AI benchmarks have a reputation for precision they often do not deserve. A model posts a higher score, another slips a few points, and the leaderboard line looks like evidence. But a Google study now adds a blunt measurement critique: many common benchmark setups are trying to infer a stable human judgment from a panel so small that disagreement is not a nuisance around the signal — it is the signal.
That matters because a lot of AI evaluation work assumes that three, four, or five raters can stand in for a broader consensus. On tasks where the answer is genuinely subjective — whether a response is safe, whether a comment is toxic, whether an output is helpful enough to ship — that assumption is fragile. If the people doing the rating do not agree with each other in the first place, then the benchmark is not just measuring the model. It is also measuring how the evaluation was sampled.
The study’s core finding is not that benchmarks are useless. It is that many are underpowered for the kind of claim they are being asked to support. In the setup Google researchers examined, common practice of using only three to five human raters per example often failed to produce reliable results. The paper’s threshold is sharper than the norm: at least ten raters per item are often needed if the goal is dependable measurement rather than a rough impression.
That does not mean every evaluation needs to be flooded with annotators. The more important point is budget allocation. The researchers argue that around 1,000 annotations can be enough to reach reliable results, but only if they are distributed intelligently between the number of examples and the number of raters per example. Spend too little depth on each item and the judgments wobble. Spend too much depth on a narrow set of items and you learn less about the space you are trying to evaluate. The problem is not simply how much annotation you buy; it is how you split it.
That distinction gets lost in leaderboard culture, where annotation volume is often treated as a generic proxy for rigor. The study suggests that is the wrong abstraction. If your benchmark is designed to identify the majority view — for example, to answer whether most raters would flag a response as unsafe — then broader item coverage with fewer raters per item may make sense. But if the task is meant to capture the full spread of human judgment, a majority vote can erase the very disagreement you need to see. Those are different goals, and they require different experimental designs.
For model comparisons, this is not a minor statistical footnote. If two systems differ by a couple of points on a benchmark built from thinly rated examples, the gap may be smaller than the noise introduced by human disagreement. In that case, the “winner” may simply be the model that benefited from one sample split, one annotator pool, or one slightly different vote threshold. That is especially consequential when teams use benchmarks to choose between models, negotiate with vendors, or justify that one system is materially better than another.

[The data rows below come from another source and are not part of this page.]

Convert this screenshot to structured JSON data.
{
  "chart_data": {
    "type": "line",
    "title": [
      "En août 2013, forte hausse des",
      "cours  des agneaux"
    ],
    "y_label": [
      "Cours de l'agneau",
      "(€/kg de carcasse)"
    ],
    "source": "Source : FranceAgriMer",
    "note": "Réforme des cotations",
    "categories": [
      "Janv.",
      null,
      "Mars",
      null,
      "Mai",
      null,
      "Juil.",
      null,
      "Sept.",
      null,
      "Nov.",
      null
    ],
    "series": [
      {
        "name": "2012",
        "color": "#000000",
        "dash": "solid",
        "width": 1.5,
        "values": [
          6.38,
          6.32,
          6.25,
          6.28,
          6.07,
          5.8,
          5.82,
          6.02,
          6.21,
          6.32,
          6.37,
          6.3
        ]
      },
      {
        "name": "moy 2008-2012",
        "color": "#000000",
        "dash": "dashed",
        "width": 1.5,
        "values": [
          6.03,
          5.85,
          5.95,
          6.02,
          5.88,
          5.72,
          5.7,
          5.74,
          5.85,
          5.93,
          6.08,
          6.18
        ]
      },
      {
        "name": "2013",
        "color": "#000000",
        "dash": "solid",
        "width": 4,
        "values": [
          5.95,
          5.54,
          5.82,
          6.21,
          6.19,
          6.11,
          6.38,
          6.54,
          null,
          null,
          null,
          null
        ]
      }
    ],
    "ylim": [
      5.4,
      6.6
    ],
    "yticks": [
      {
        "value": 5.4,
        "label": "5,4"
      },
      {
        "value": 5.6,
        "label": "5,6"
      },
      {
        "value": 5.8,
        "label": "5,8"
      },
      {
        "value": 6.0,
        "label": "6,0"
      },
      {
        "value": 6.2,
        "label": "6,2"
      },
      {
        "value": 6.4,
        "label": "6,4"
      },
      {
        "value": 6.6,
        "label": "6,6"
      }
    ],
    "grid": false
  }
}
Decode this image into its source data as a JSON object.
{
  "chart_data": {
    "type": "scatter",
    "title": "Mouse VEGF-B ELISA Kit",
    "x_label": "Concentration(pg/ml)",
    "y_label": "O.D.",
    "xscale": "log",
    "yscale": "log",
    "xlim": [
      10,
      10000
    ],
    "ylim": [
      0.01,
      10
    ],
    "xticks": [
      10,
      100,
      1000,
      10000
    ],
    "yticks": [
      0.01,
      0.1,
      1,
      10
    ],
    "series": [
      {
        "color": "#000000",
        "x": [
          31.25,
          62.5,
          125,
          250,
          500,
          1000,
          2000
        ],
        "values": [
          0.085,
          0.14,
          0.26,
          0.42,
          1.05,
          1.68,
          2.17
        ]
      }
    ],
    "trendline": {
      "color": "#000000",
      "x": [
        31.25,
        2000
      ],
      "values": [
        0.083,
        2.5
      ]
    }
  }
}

The same logic applies to safety testing. A system that looks safer than another on a sparsely rated eval may not actually be safer in the wild; it may just have aligned better with that specific set of annotators. If the benchmark is supposed to catch edge-case failures, then under-sampling raters is risky, because safety judgments are often exactly the kind of thing people disagree on. A model that clears a thin majority-vote hurdle can still sit uncomfortably close to the boundary of acceptable behavior.
Product rollout decisions are affected too. Teams often treat benchmark improvements as a go signal for launch, especially when the model ships into a customer-facing workflow or a regulated domain. But if the evaluation design does not tell you how much of the score came from unstable human preference, then the release decision is being made on an overconfident estimate. That can produce false confidence in a model that only appears to win because the measurement was too coarse.
The technical fix is less glamorous than a new benchmark leaderboard, but more useful: redesign evaluation around disagreement instead of averaging it away. That starts with matching the sample design to the question being asked. If you want a majority-vote label, then optimize for coverage and accept that some disagreement is background noise. If you want to understand where humans split, then collect more raters per item and report the spread, not just the mean. In either case, the annotation plan should be explicit enough that another team can see why the result is trustworthy — or why it is not.
For technical readers building or buying AI systems, the practical takeaway is straightforward. Do not treat a benchmark score as a hard fact unless you know how it was annotated. Ask how many raters judged each item, whether the evaluation was designed for majority vote or for disagreement analysis, and how sensitive the results are to annotation noise. If the answer is “three to five raters per example” and the reported delta is small, assume the ranking may be less stable than the chart suggests.
That is especially true in safety-sensitive or high-stakes deployments, where the cost of overreading a benchmark is real. A thinly rated eval can be useful as one input. It is much less defensible as the sole basis for model selection, procurement, or launch.
The broader lesson is not that humans are inconsistent in a way benchmarks can never solve. It is that inconsistency is a measurement variable, not a footnote. Once you design for it explicitly, benchmark scores become more honest — and often less dramatic. That may be inconvenient for leaderboard marketing, but it is closer to how model performance actually behaves in the real world.